That’s it, then. November is rapidly evaporating and Thanksgiving is upon us. Bake Off is a distant memory, Hallowe’en has passed, and with the Christmas adverts now underway, the starting gun to the festivities has well and truly commenced.
And what could be more festive than something conjuring up the traditions of a Dickensian drama. The jollity of one of Fezzywig’s balls, say. Or a kiss under the mistletoe at Dingley Dell. Maybe you want to conjur up a visit from the ghost of Christmas yet to come?
Whatever your muse, your destination might just be the Four Sisters Townhouse. They weren’t kidding when they said it was Dickensian. Turn into Groveland Court and you step back in time. It’s down a cobbled street so narrow it hasn’t seen daylight since the Great Fire. All that was missing as the buildings closed in were penny salesmen and a pea soup fog and I would have been cast right back to the 1850s.
The weighty, gothic Victoriana continued inside. Heavy velvet drapes, gilted belle epoque mirrors, filigree iron detailing, even gargoyle heads set into the ceiling set the mood in the dimly-lit interior. I moved to a light source; a candle on a high table, barside, where a smiling waiter poured me a short glass from an earthenware bottle before I’d even sat down. ‘Is that gin?’ I asked. ‘No, sir, mineral water.’ Oh, how times have changed.
Lydia arrived shortly after. We were here for cocktails. Dynamic, moving, mind-bending cocktails. In fact, the menu is so versatile, changing weekly, they don’t even laminate it. One side offers ‘Market to Glass’, a blank canvas for bartenders to go barmy, many featuring ingredients long since believed obsolete or so rare as to almost seem made up. The other side is a little more restrained, a catch-all of ‘New Wave, Classic and Forgotten’ we’re told. The names may ring a bell, or hark from the Savoy’s cocktail book, but they’ve then been unable to resist a twist.

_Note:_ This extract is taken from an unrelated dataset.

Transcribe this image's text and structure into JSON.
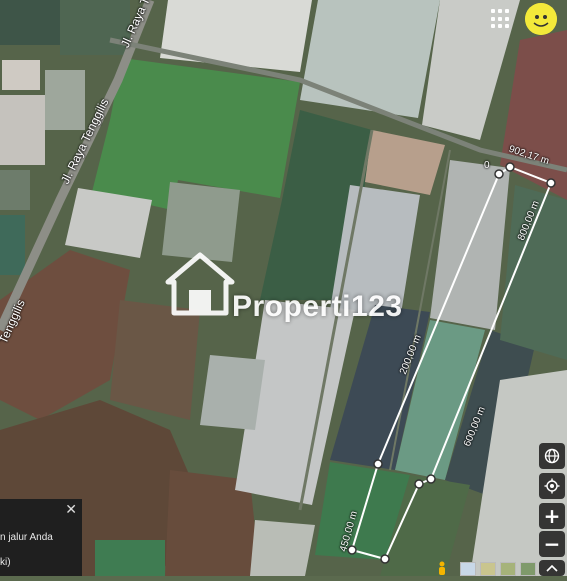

To create this oeuvre, their arsenal resembles less a bar, more a Victorian apothecary. Shelves bow under the weight of ground glass jars of handmade bitters, tinctures, curds, cordials, foams, syrups and sodas. To say their concoctions are medicinal is an understatement. Some of these would have Wild West quacks themselves running for cover.
Agreeing that we didn’t like our cocktails sweet, we opened the batting with an Italians Do It Bitter; an experimental elixir featuring Amari blend, Cochi Torino vermouth, Tio Pepe sherry and orange bitters. I’m not kidding when I say they’re experimental. And, yes, it tastes how it reads. I haven’t had a drink like that since I was given a dare at college. Never mind Dickens, we could have been in a Montmartre café in the 1890s.
For our next, though we now craved sugar, we stuck to our guns. I spied a curious take on an Aviation in the Classics section. The last time I had one of those, it featured a delightful whisper of maraschino. This version, called a Flying Dutchman, certainly got me to take off. Genever, triple sec and yet more bitters. I think I must have misunderstood what some of the components were because by now I felt like I was on a course of chemotherapy. This was becoming less a night of gentle sipping, more a losing battle against sobriety.
To soak up this engine-revving libation, we put in for one of their sharing boards. Designed for ‘grazing’ for two, it could feed seven. Spilling over with charcuterie, half a side of salmon, a buttery potted shrimp, nuggets of chorizo and olives the size of apples, we migrated to a banquette to share it under the disapproving stare of a stuffed raven perched on a human skull. Wilkie Collins might well have sought inspiration here.
What isn’t Dickensian is the thumping Motown, getting progressively louder as the evening wore on. As the office p*ss-up on the adjacent table began to raise their volume over the music, I began to sympathise with Martha Reeves’ ‘Nowhere to Run’ that was currently challenging my eardrums. In the event, we did run, though barely three yards to the alleyway outside to enjoy an Old Pal, a spin on a Harry Craddock Savoy classic, in the company of what appeared to my now blurring eyes, seemed less like a group of boisterous office executives, more a gaggle of cackling crones, though the ladies in question won’t thank me for saying that. As the lamplighters tended their wicks, it was time to part company and Lydia and I slipped back out to Bow Lane and back into the 21st century.
When it comes to cocktails, there are few places in London that stray from the conventional. But if you crave the company of Barnaby Rudge, in an atmosphere by Edgar Allen Poe, and you like your drinks like Dylan Thomas, then Four Sisters Townhouse might just be your ticket to festive cheer.